Как бы то ни было, Авраам вступил в британскую армию и отправился в Ливию. Через месяц Вера получила от него первое письмо. Он писал, что находится в маленьком пограничном городке, где сходятся границы Египта, Судана и Ливии. Он писал также, что там очень холодно по ночам, кормят плохо и он скучает. Когда он мобилизовался, они были женаты всего год, и Вере одной было очень тоскливо. И тогда она решила поехать к нему. Я знаю эту историю, потому что слышал ее от самой Веры. И хотя я слышал ее много-много раз, я готов слушать еще и еще. Вера рассказывала, что была тогда совсем молодой. Она незадолго перед тем приехала в Страну из Вены вместе со своей матерью. «Я в молодости была такой изнеженной и хрупкой — прямо как фарфор», — говорила она. Тем не менее она отправилась к мужу в ливийскую пустыню, даже не подозревая, какие трудности ждут ее в пути.
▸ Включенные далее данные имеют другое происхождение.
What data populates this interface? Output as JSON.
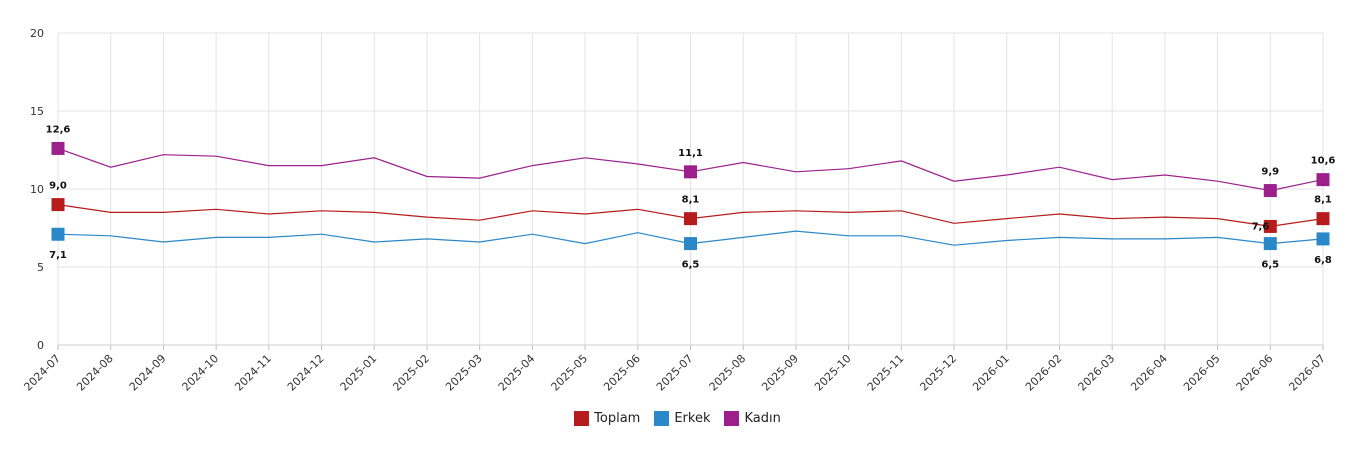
{
  "chart_data": {
    "type": "line",
    "categories": [
      "2024-07",
      "2024-08",
      "2024-09",
      "2024-10",
      "2024-11",
      "2024-12",
      "2025-01",
      "2025-02",
      "2025-03",
      "2025-04",
      "2025-05",
      "2025-06",
      "2025-07",
      "2025-08",
      "2025-09",
      "2025-10",
      "2025-11",
      "2025-12",
      "2026-01",
      "2026-02",
      "2026-03",
      "2026-04",
      "2026-05",
      "2026-06",
      "2026-07"
    ],
    "ylim": [
      0,
      20
    ],
    "yticks": [
      "0",
      "5",
      "10",
      "15",
      "20"
    ],
    "grid": true,
    "legend_position": "bottom-center",
    "series": [
      {
        "name": "Toplam",
        "color": "#b71c1c",
        "values": [
          9.0,
          8.5,
          8.5,
          8.7,
          8.4,
          8.6,
          8.5,
          8.2,
          8.0,
          8.6,
          8.4,
          8.7,
          8.1,
          8.5,
          8.6,
          8.5,
          8.6,
          7.8,
          8.1,
          8.4,
          8.1,
          8.2,
          8.1,
          7.6,
          8.1
        ]
      },
      {
        "name": "Erkek",
        "color": "#2a87c8",
        "values": [
          7.1,
          7.0,
          6.6,
          6.9,
          6.9,
          7.1,
          6.6,
          6.8,
          6.6,
          7.1,
          6.5,
          7.2,
          6.5,
          6.9,
          7.3,
          7.0,
          7.0,
          6.4,
          6.7,
          6.9,
          6.8,
          6.8,
          6.9,
          6.5,
          6.8
        ]
      },
      {
        "name": "Kadın",
        "color": "#9c1f8c",
        "values": [
          12.6,
          11.4,
          12.2,
          12.1,
          11.5,
          11.5,
          12.0,
          10.8,
          10.7,
          11.5,
          12.0,
          11.6,
          11.1,
          11.7,
          11.1,
          11.3,
          11.8,
          10.5,
          10.9,
          11.4,
          10.6,
          10.9,
          10.5,
          9.9,
          10.6
        ]
      }
    ],
    "data_labels": [
      {
        "series": 0,
        "index": 0,
        "text": "9,0",
        "pos": "above"
      },
      {
        "series": 1,
        "index": 0,
        "text": "7,1",
        "pos": "below"
      },
      {
        "series": 2,
        "index": 0,
        "text": "12,6",
        "pos": "above"
      },
      {
        "series": 0,
        "index": 12,
        "text": "8,1",
        "pos": "above"
      },
      {
        "series": 1,
        "index": 12,
        "text": "6,5",
        "pos": "below"
      },
      {
        "series": 2,
        "index": 12,
        "text": "11,1",
        "pos": "above"
      },
      {
        "series": 0,
        "index": 23,
        "text": "7,6",
        "pos": "left"
      },
      {
        "series": 1,
        "index": 23,
        "text": "6,5",
        "pos": "below"
      },
      {
        "series": 2,
        "index": 23,
        "text": "9,9",
        "pos": "above"
      },
      {
        "series": 0,
        "index": 24,
        "text": "8,1",
        "pos": "above"
      },
      {
        "series": 1,
        "index": 24,
        "text": "6,8",
        "pos": "below"
      },
      {
        "series": 2,
        "index": 24,
        "text": "10,6",
        "pos": "above"
      }
    ],
    "marker_points": [
      0,
      12,
      23,
      24
    ]
  },
  "legend": {
    "items": [
      {
        "label": "Toplam",
        "color": "#b71c1c"
      },
      {
        "label": "Erkek",
        "color": "#2a87c8"
      },
      {
        "label": "Kadın",
        "color": "#9c1f8c"
      }
    ]
  }
}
Она выехала из Иерусалима поездом и после долгой и утомительной дороги прибыла в Каир. Оттуда она отправилась дальше в дряхлом, жутко медленном ночном поезде, который качался с боку на бок и был битком набит арабами. Наутро поезд остановился где-то на берегу Нила, где Вере предстояла пересадка. Она вышла из вагона. На ней были два свитера, меховая телогрейка и шерстяной платок, потому что она помнила письмо, в котором Авраам написал ей, что ему холодно по ночам. Сойдя со ступеньки вагона, она тут же погрузилась по колено в раскаленный песок. Термометр показывал сорок один градус. Мне часто представлялась эта замечательная картина: тонкая хрупкая девушка, закутанная в мех и шерсть, медленно тонет в раскаленном золотом песке.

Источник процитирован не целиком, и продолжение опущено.